EXTRACTIONS, anesthésies, pose de couronnes…. Les dentistes syriens pratiquaient à peu près tout ce qu’offre un stomatologue digne de ce nom. A leur arc, il ne manquait en fait qu’une corde : un diplôme obtenu en bonne et due forme, ce qui ne les a guère empêchés de faire quelque 3 000 victimes.
L’incroyable affaire de ces faux praticiens venus de Syrie pour exercer l’art dentaire en région parisienne avait été mise au grand jour au mois de janvier dernier par la gendarmerie des Hauts-de-Seine, à partir d’une plainte déposée par une patiente de Sceaux, victime de l’un de ces charlatans. En tirant le fil de cette étrange histoire, les enquêteurs avaient découvert l’impensable : hébergés dans un hôtel parisien du XVIII e arrondissement, trente faux dentistes syriens officiaient à travers toute l’Ile-de-France, chacun muni d’une petite mallette contenant le matériel nécessaire aux interventions. Des interventions souvent pratiquées au domicile des patients, parfois dans des arrière-boutiques ou autres cabinets improbables, dépourvus en tout cas de toute hygiène élémentaire. Hier, quatorze d’entre eux comparaissaient détenus devant la 15 e chambre du tribunal correctionnel de Nanterre, pour répondre d’exercice illégal de la profession de chirurgien-dentiste et escroquerie en bande organisée, face à quelques-unes de leurs victimes et au Conseil de l’ordre, partie civile. Des peines allant de deux ans de prison, dont un avec sursis, à trois ans de prison ferme ont été requises à leur encontre. Othman, Walid, Khaled, Abdulaz et les autres ne nient pas les faits devant le tribunal. A peine cherchent-ils parfois à minimiser la lourdeur de certaines interventions qui s’apparentaient plus à de la maçonnerie qu’à de la stomatologie. Malgré quelques « tentatives » pour rendre plus professionnelles les interventions : le matériel, notamment, était plongé dans l’eau bouillante, dans une simple casserole placée sur un réchaud. « J’achetais de l’alcool, pour désinfecter les instruments », soutient l’un d’eux à la barre, sans sourire.

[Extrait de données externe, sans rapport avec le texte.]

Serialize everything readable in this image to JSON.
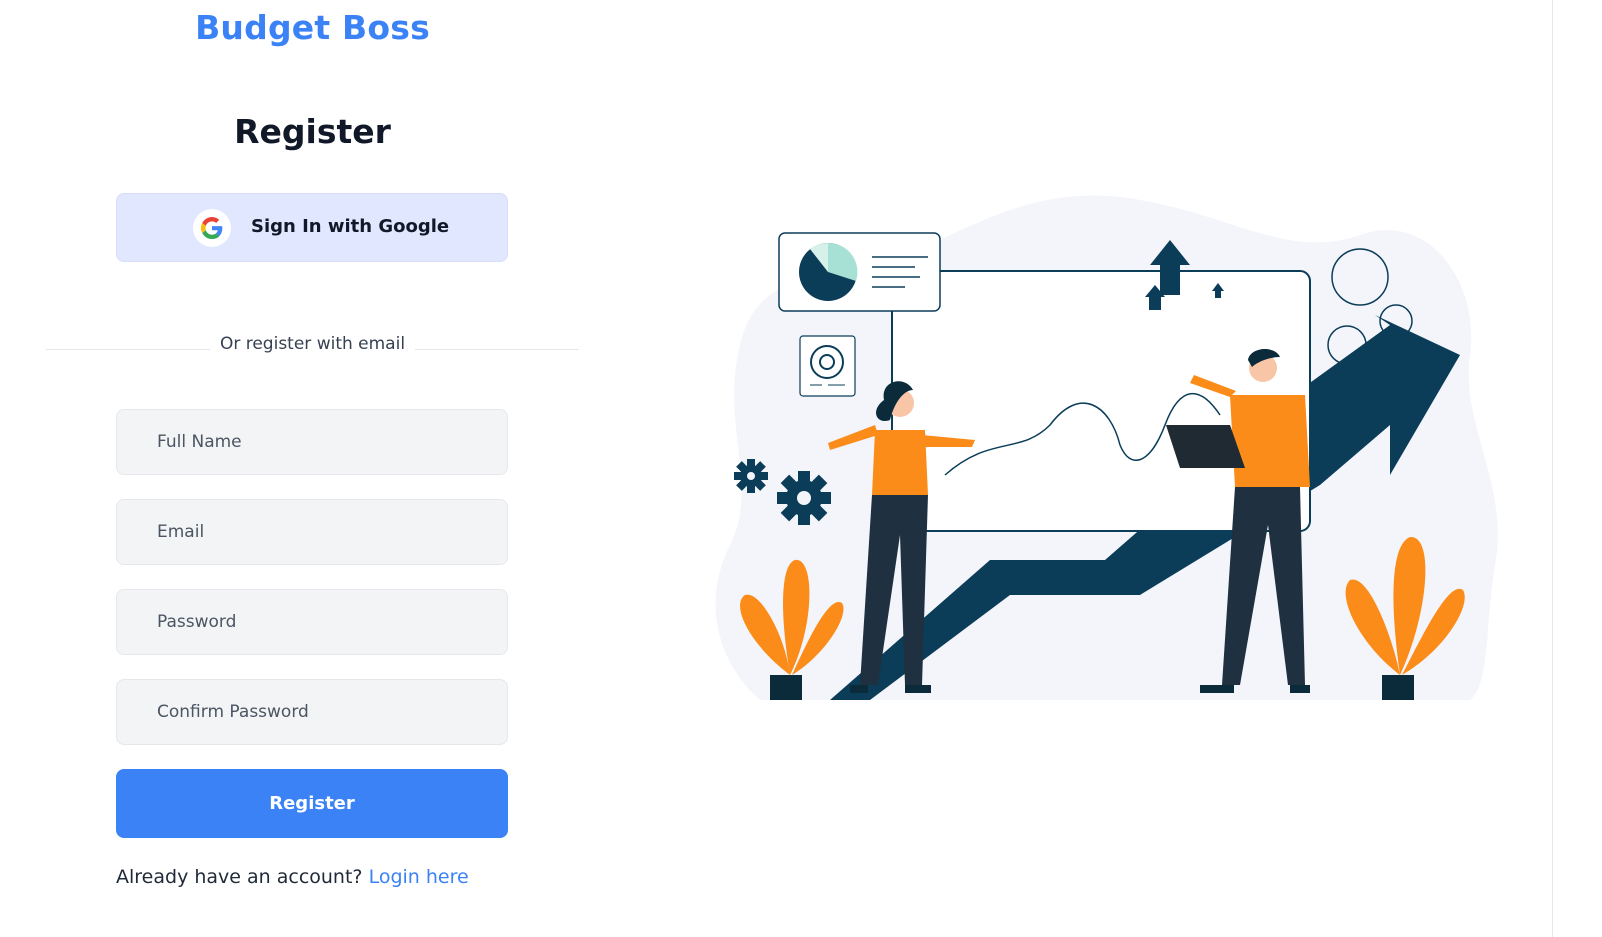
{
  "app": {
    "brand": "Budget Boss"
  },
  "form": {
    "title": "Register",
    "google_button_label": "Sign In with Google",
    "divider_text": "Or register with email",
    "fields": {
      "full_name": {
        "placeholder": "Full Name",
        "value": ""
      },
      "email": {
        "placeholder": "Email",
        "value": ""
      },
      "password": {
        "placeholder": "Password",
        "value": ""
      },
      "confirm_password": {
        "placeholder": "Confirm Password",
        "value": ""
      }
    },
    "submit_label": "Register",
    "login_prompt": "Already have an account?",
    "login_link": "Login here"
  },
  "colors": {
    "accent": "#3b82f6",
    "google_button_bg": "#e0e7ff",
    "field_bg": "#f3f4f6",
    "illustration_navy": "#0b3d59",
    "illustration_orange": "#fb8c1a"
  },
  "icons": {
    "google": "google-icon",
    "illustration": "growth-illustration"
  }
}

Une pratique connue Leur clientèle ? Des personnes pour la plupart extrêmement modestes, parfois démunies de titre de séjour, souvent maghrébines, turques ou égyptiennes, « recrutées » dans des bars populaires, des mosquées ou des foyers de travailleurs immigrés. Bref, des patients en situation précaire, attirés par les tarifs pratiqués – 75 ou 100 € la couronne – et peu enclins à porter plainte contre ces drôles de praticiens. Illégale et dangereuse, l’activité des faux dentistes était en revanche, particulièrement rémunératrice : sur l’un des comptes bancaires d’un prévenu, près de 60 000 € ont transité en une seule année !
Réseau ? Bande organisée ? L’instruction n’a pas permis d’élucider ce point, mais une chose est certaine : tous ces hommes se connaissaient et s’installaient dès leur descente d’avion dans l’hôtel de M. Z., à Paris. A la barre, l’hôte complaisant des faux dentistes, également prévenu, n’en fait d’ailleurs pas mystère : « C’était le point de rassemblement des Syriens. Quand l’un d’entre eux s’en allait, un autre le remplaçait… Ils font cela depuis très longtemps. Il y a des années déjà, un autre groupe de Syriens pratiquait la chirurgie dentaire, vers Pigalle. » Ce que n’explique pas M. Z., en revanche, c’est la découverte de mallettes, dans ses caves, contenant du matériel de dentisterie, pas plus que l’existence d’une cache où les gendarmes ont découvert quelque 7 000 €. Dans l’impossibilité de démontrer l’existence d’un réseau organisé, le substitut du procureur a tout de même insisté sur la dangerosité des prévenus et les conséquences que leurs actes risquaient d’entraîner, même à long terme, sur la santé des prévenus… Les onze parties civiles, elles, souhaitent être dédommagées à hauteur de 55 000 €. Le jugement a été mis en délibéré.